The changes include lengthening the time that officials can hold someone without formal charges to 21 days and up to nearly 11 months total without trial. Formulating the correct balance between rights and security is a complicated issue—one with which governments often struggle. Investigators have to comb through data quickly, even when it has an international angle, be it propaganda that inspired the attacks, or actual foreign actors operating inside the country. The new law seeks to provide investigators with extra time to do their jobs without wholesale adoptions of indefinite detentions.

The laws also expand the definition of terrorism to include not just ideology but politics and the intention to disrupt security. They allow prosecutors to look into propagandists and clerics espousing violence and encouraging Indonesians to travel abroad to work with groups such as the so-called Islamic State. The Islamic State has made establishing a foothold in Indonesia a priority.

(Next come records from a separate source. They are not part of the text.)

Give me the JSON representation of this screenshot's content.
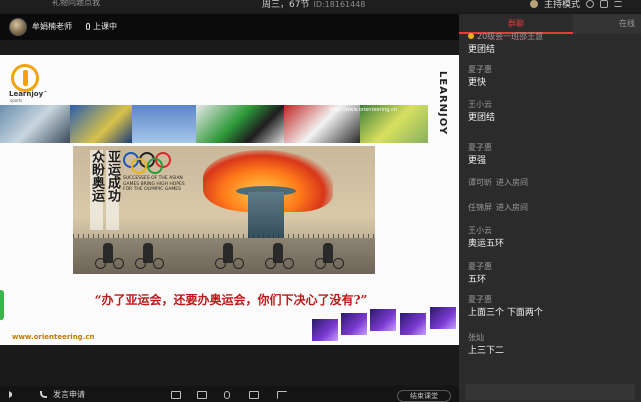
{
  "topbar": {
    "left_text": "礼物问题点我",
    "center_title": "周三，67节",
    "center_id": "ID:18161448",
    "mode_label": "主持模式"
  },
  "teacher": {
    "name": "牟娟楠老师",
    "status": "上课中"
  },
  "slide": {
    "logo_text": "Learnjoy",
    "logo_tm": "™",
    "logo_sub": "sports",
    "vertical_brand": "LEARNJOY",
    "photo_url_small": "http://www.orienteering.cn",
    "chinese_cols": [
      "亚运成功",
      "众盼奥运"
    ],
    "success_text": "SUCCESSES OF THE ASIAN GAMES BRING HIGH HOPES FOR THE OLYMPIC GAMES",
    "quote": "“办了亚运会，还要办奥运会，你们下决心了没有?”",
    "url": "www.orienteering.cn"
  },
  "bottombar": {
    "apply_label": "发言申请",
    "end_class_label": "结束课堂"
  },
  "chat": {
    "tabs": [
      {
        "label": "群聊",
        "active": true
      },
      {
        "label": "在线",
        "active": false
      }
    ],
    "messages": [
      {
        "sender": "20级会一班邵王慧",
        "text": "更团结",
        "system": false
      },
      {
        "sender": "夏子惠",
        "text": "更快",
        "system": false
      },
      {
        "sender": "王小云",
        "text": "更团结",
        "system": false
      },
      {
        "sender": "夏子惠",
        "text": "更强",
        "system": false
      },
      {
        "sender": "谭可昕",
        "text": "进入房间",
        "system": true
      },
      {
        "sender": "任锦屏",
        "text": "进入房间",
        "system": true
      },
      {
        "sender": "王小云",
        "text": "奥运五环",
        "system": false
      },
      {
        "sender": "夏子惠",
        "text": "五环",
        "system": false
      },
      {
        "sender": "夏子惠",
        "text": "上面三个 下面两个",
        "system": false
      },
      {
        "sender": "张灿",
        "text": "上三下二",
        "system": false
      }
    ]
  },
  "colors": {
    "accent_red": "#e03e3e",
    "quote_red": "#c01818",
    "logo_orange": "#f2a20a"
  }
}
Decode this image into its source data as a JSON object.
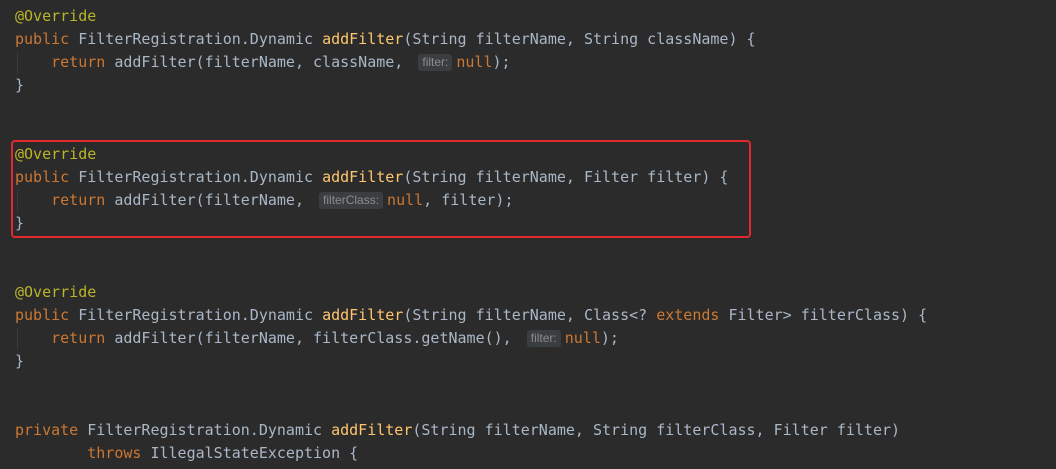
{
  "code_block_1": {
    "annotation": "@Override",
    "signature": {
      "kw_public": "public",
      "return_type": " FilterRegistration.Dynamic ",
      "method": "addFilter",
      "params": "(String filterName, String className) {"
    },
    "body": {
      "kw_return": "return",
      "before_hint": " addFilter(filterName, className, ",
      "hint": "filter:",
      "null_kw": "null",
      "tail": ");"
    },
    "close": "}"
  },
  "code_block_2": {
    "annotation": "@Override",
    "signature": {
      "kw_public": "public",
      "return_type": " FilterRegistration.Dynamic ",
      "method": "addFilter",
      "params": "(String filterName, Filter filter) {"
    },
    "body": {
      "kw_return": "return",
      "before_hint": " addFilter(filterName, ",
      "hint": "filterClass:",
      "null_kw": "null",
      "tail": ", filter);"
    },
    "close": "}"
  },
  "code_block_3": {
    "annotation": "@Override",
    "signature": {
      "kw_public": "public",
      "return_type": " FilterRegistration.Dynamic ",
      "method": "addFilter",
      "params_a": "(String filterName, Class<? ",
      "kw_extends": "extends",
      "params_b": " Filter> filterClass) {"
    },
    "body": {
      "kw_return": "return",
      "before_hint": " addFilter(filterName, filterClass.getName(), ",
      "hint": "filter:",
      "null_kw": "null",
      "tail": ");"
    },
    "close": "}"
  },
  "code_block_4": {
    "signature": {
      "kw_private": "private",
      "return_type": " FilterRegistration.Dynamic ",
      "method": "addFilter",
      "params": "(String filterName, String filterClass, Filter filter)"
    },
    "throws_line": {
      "kw_throws": "throws",
      "rest": " IllegalStateException {"
    }
  },
  "colors": {
    "background": "#2b2b2b",
    "keyword": "#cc7832",
    "annotation": "#bbb529",
    "method": "#ffc66d",
    "text": "#a9b7c6",
    "highlight_border": "#e2282d"
  }
}
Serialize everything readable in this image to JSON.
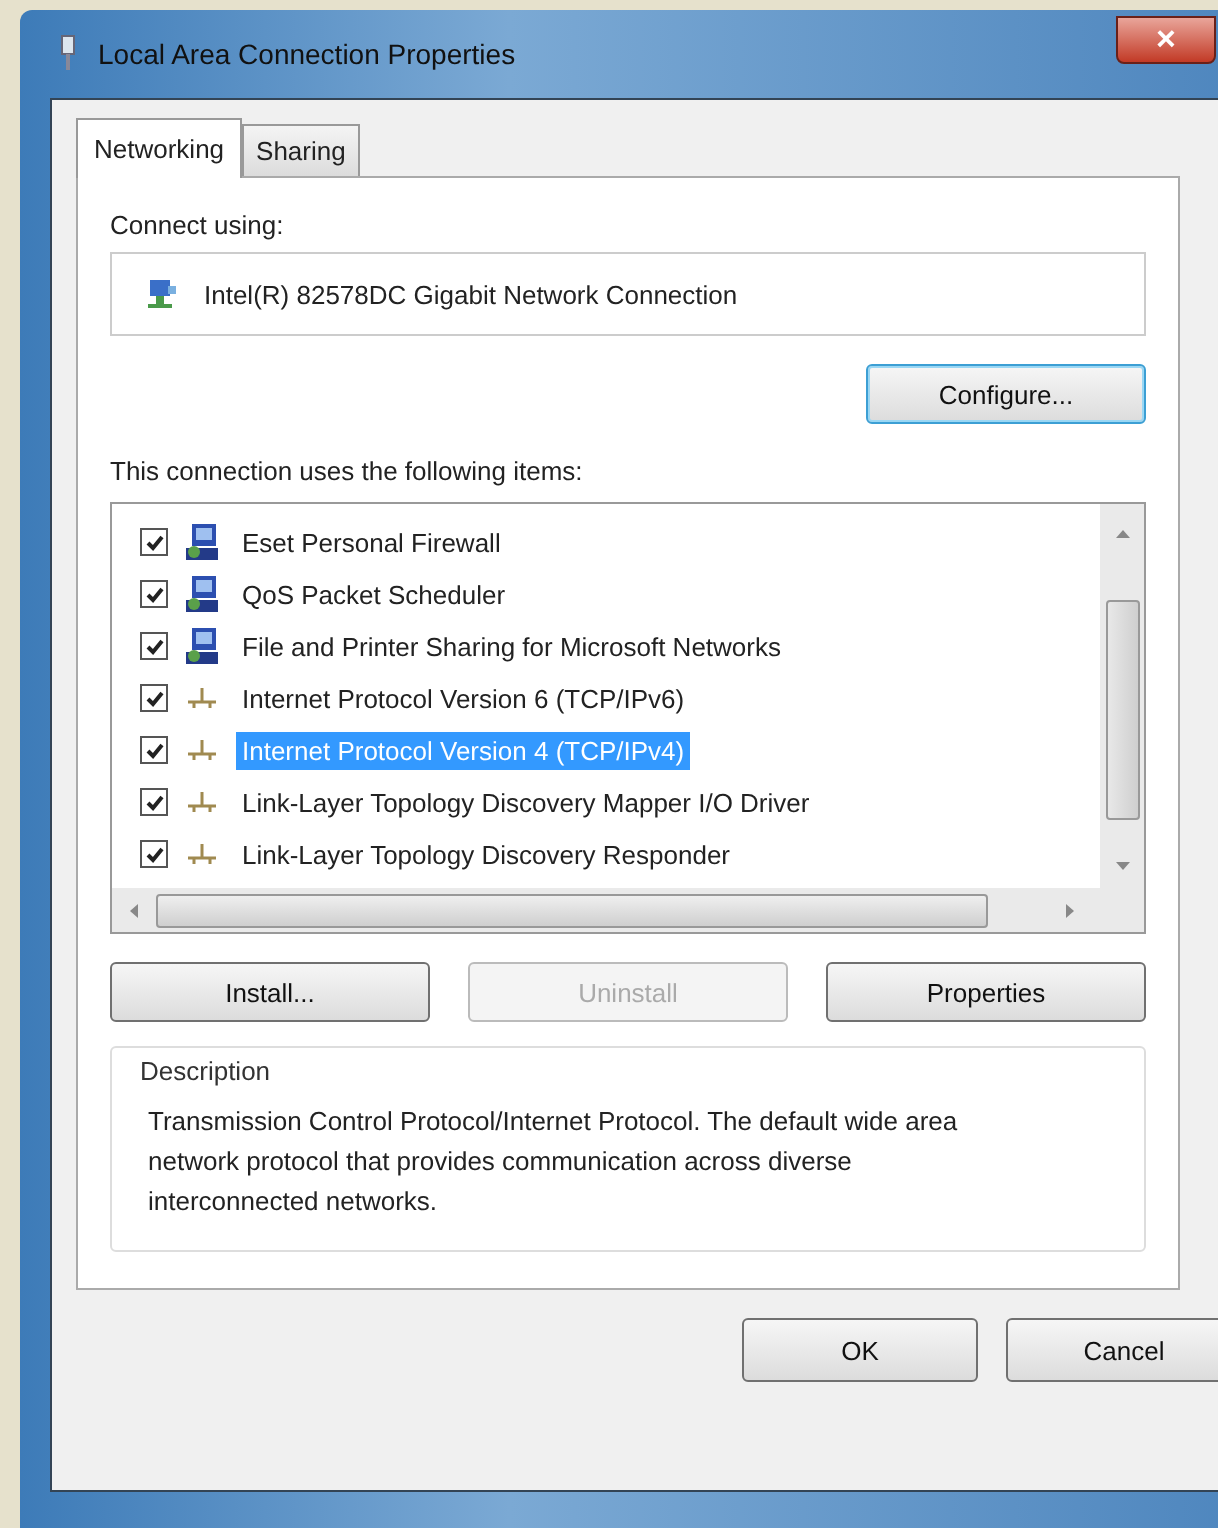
{
  "window": {
    "title": "Local Area Connection Properties",
    "close": "×"
  },
  "tabs": [
    {
      "label": "Networking",
      "selected": true
    },
    {
      "label": "Sharing",
      "selected": false
    }
  ],
  "connect_using": {
    "label": "Connect using:",
    "adapter": "Intel(R) 82578DC Gigabit Network Connection",
    "configure_button": "Configure..."
  },
  "items_label": "This connection uses the following items:",
  "items": [
    {
      "label": "Eset Personal Firewall",
      "kind": "service",
      "checked": true,
      "selected": false
    },
    {
      "label": "QoS Packet Scheduler",
      "kind": "service",
      "checked": true,
      "selected": false
    },
    {
      "label": "File and Printer Sharing for Microsoft Networks",
      "kind": "service",
      "checked": true,
      "selected": false
    },
    {
      "label": "Internet Protocol Version 6 (TCP/IPv6)",
      "kind": "protocol",
      "checked": true,
      "selected": false
    },
    {
      "label": "Internet Protocol Version 4 (TCP/IPv4)",
      "kind": "protocol",
      "checked": true,
      "selected": true
    },
    {
      "label": "Link-Layer Topology Discovery Mapper I/O Driver",
      "kind": "protocol",
      "checked": true,
      "selected": false
    },
    {
      "label": "Link-Layer Topology Discovery Responder",
      "kind": "protocol",
      "checked": true,
      "selected": false
    }
  ],
  "item_buttons": [
    {
      "label": "Install...",
      "disabled": false
    },
    {
      "label": "Uninstall",
      "disabled": true
    },
    {
      "label": "Properties",
      "disabled": false
    }
  ],
  "description": {
    "title": "Description",
    "text": "Transmission Control Protocol/Internet Protocol. The default wide area network protocol that provides communication across diverse interconnected networks."
  },
  "buttons": [
    "OK",
    "Cancel"
  ]
}
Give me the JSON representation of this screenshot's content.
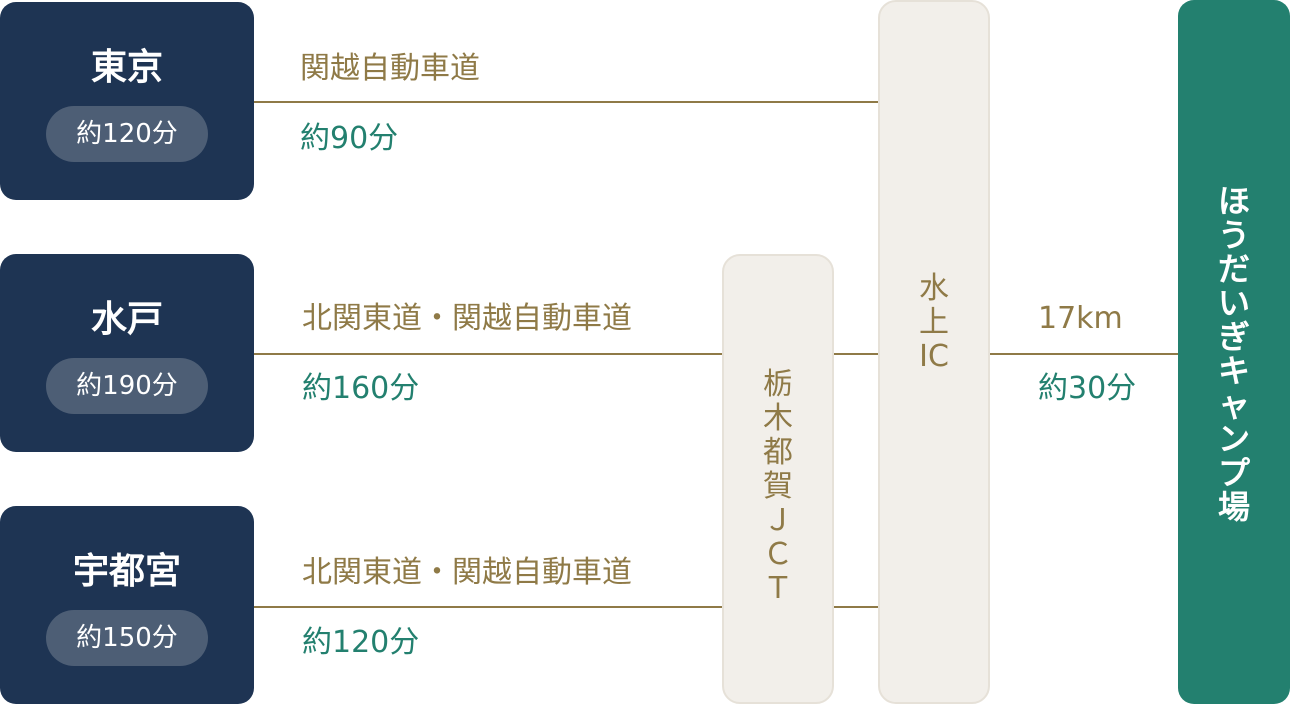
{
  "origins": [
    {
      "city": "東京",
      "time": "約120分"
    },
    {
      "city": "水戸",
      "time": "約190分"
    },
    {
      "city": "宇都宮",
      "time": "約150分"
    }
  ],
  "routes": [
    {
      "road": "関越自動車道",
      "time": "約90分"
    },
    {
      "road": "北関東道・関越自動車道",
      "time": "約160分"
    },
    {
      "road": "北関東道・関越自動車道",
      "time": "約120分"
    }
  ],
  "junction": {
    "chars": [
      "栃",
      "木",
      "都",
      "賀",
      "Ｊ",
      "Ｃ",
      "Ｔ"
    ]
  },
  "interchange": {
    "chars": [
      "水",
      "上",
      "IC"
    ]
  },
  "final_leg": {
    "distance": "17km",
    "time": "約30分"
  },
  "destination": {
    "chars": [
      "ほ",
      "う",
      "だ",
      "い",
      "ぎ",
      "キ",
      "ャ",
      "ン",
      "プ",
      "場"
    ]
  },
  "colors": {
    "origin_bg": "#1e3453",
    "pill_bg": "#4d5e75",
    "road": "#8f7a47",
    "time_text": "#23806f",
    "node_bg": "#f2efea",
    "destination_bg": "#23806f"
  }
}
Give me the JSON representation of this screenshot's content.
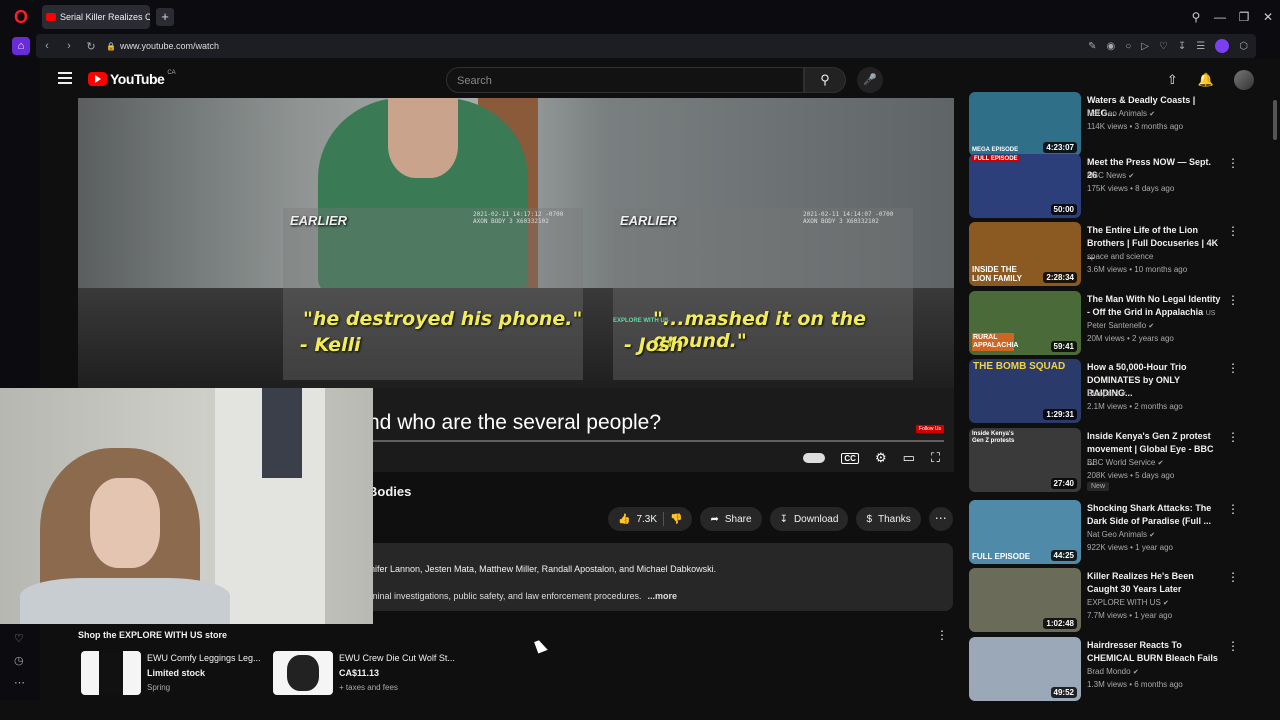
{
  "browser": {
    "tab_title": "Serial Killer Realizes Cops",
    "new_tab": "+",
    "url": "www.youtube.com/watch"
  },
  "youtube": {
    "logo_text": "YouTube",
    "country": "CA",
    "search_placeholder": "Search"
  },
  "video": {
    "label_left": "EARLIER",
    "label_right": "EARLIER",
    "stamp_left": "2021-02-11 14:17:12 -0700\nAXON BODY 3 X60332102",
    "stamp_right": "2021-02-11 14:14:07 -0700\nAXON BODY 3 X60332102",
    "caption_left": "\"he destroyed his phone.\"",
    "caption_left_name": "- Kelli",
    "caption_right": "\"...mashed it on the ground.\"",
    "caption_right_name": "- Josh",
    "watermark": "EXPLORE WITH US",
    "subtitle": "nd who are the several people?",
    "follow": "Follow Us"
  },
  "below": {
    "title_fragment": "Bodies",
    "likes": "7.3K",
    "share": "Share",
    "download": "Download",
    "thanks": "Thanks",
    "desc_line1": "nifer Lannon, Jesten Mata, Matthew Miller, Randall Apostalon, and Michael Dabkowski.",
    "desc_line2": "minal investigations, public safety, and law enforcement procedures.",
    "desc_more": "...more",
    "shop_title": "Shop the EXPLORE WITH US store",
    "products": [
      {
        "name": "EWU Comfy Leggings Leg...",
        "price": "Limited stock",
        "sub": "Spring"
      },
      {
        "name": "EWU Crew Die Cut Wolf St...",
        "price": "CA$11.13",
        "sub": "+ taxes and fees"
      }
    ]
  },
  "recommendations": [
    {
      "title": "Waters & Deadly Coasts | MEG...",
      "channel": "Nat Geo Animals",
      "meta": "114K views • 3 months ago",
      "duration": "4:23:07",
      "badge": "MEGA EPISODE",
      "color": "#2f6f88"
    },
    {
      "title": "Meet the Press NOW — Sept. 26",
      "channel": "NBC News",
      "meta": "175K views • 8 days ago",
      "duration": "50:00",
      "badge": "FULL EPISODE",
      "color": "#2c3f7a"
    },
    {
      "title": "The Entire Life of the Lion Brothers | Full Docuseries | 4K ...",
      "channel": "space and science",
      "meta": "3.6M views • 10 months ago",
      "duration": "2:28:34",
      "badge": "INSIDE THE LION FAMILY",
      "color": "#8a5a22"
    },
    {
      "title": "The Man With No Legal Identity - Off the Grid in Appalachia",
      "title_suffix": "US",
      "channel": "Peter Santenello",
      "meta": "20M views • 2 years ago",
      "duration": "59:41",
      "badge": "RURAL APPALACHIA",
      "color": "#4b6a3a"
    },
    {
      "title": "How a 50,000-Hour Trio DOMINATES by ONLY RAIDING...",
      "channel": "Blooprint",
      "meta": "2.1M views • 2 months ago",
      "duration": "1:29:31",
      "badge": "THE BOMB SQUAD",
      "color": "#2a3a6a"
    },
    {
      "title": "Inside Kenya's Gen Z protest movement | Global Eye - BBC ...",
      "channel": "BBC World Service",
      "meta": "208K views • 5 days ago",
      "duration": "27:40",
      "badge": "Inside Kenya's Gen Z protests",
      "color": "#3a3a3a",
      "is_new": "New"
    },
    {
      "title": "Shocking Shark Attacks: The Dark Side of Paradise (Full ...",
      "channel": "Nat Geo Animals",
      "meta": "922K views • 1 year ago",
      "duration": "44:25",
      "badge": "FULL EPISODE",
      "color": "#4f8aa8"
    },
    {
      "title": "Killer Realizes He's Been Caught 30 Years Later",
      "channel": "EXPLORE WITH US",
      "meta": "7.7M views • 1 year ago",
      "duration": "1:02:48",
      "badge": "",
      "color": "#6b6b5a"
    },
    {
      "title": "Hairdresser Reacts To CHEMICAL BURN Bleach Fails",
      "channel": "Brad Mondo",
      "meta": "1.3M views • 6 months ago",
      "duration": "49:52",
      "badge": "",
      "color": "#9aa8b8"
    }
  ]
}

The most controversial change is that police are now permitted to request the direct involvement of the military in these cases. This is a justifiably sensitive topic in any democracy but especially in Indonesia, which saw decades of military abuses under the dictatorship of Muhammad Suharto. Suharto was ousted from office in 1998 and the military has been restrained to national defense since then. The government has yet to provide details as to how the military will be used.

Indonesia is no stranger to terrorism and has a well-regarded counterterrorism unit that falls under the authority of the national police. Densus 88 (Detachment 88) was formed in 2003 after the devastating 2002 Bali nightclub bombings. It is a quasi-military unit but accountable to the civilian police force, and likely the military assistance the new laws provide for means the military will help Densus 88 in raids, especially in remote locations or situations where the expected armed resistance will be significant.

Given the atrocities under Suharto, Indonesia will need to walk a difficult balance to address a very real threat while not augmenting the problem or trampling on the freedoms the laws and police actions are meant to protect.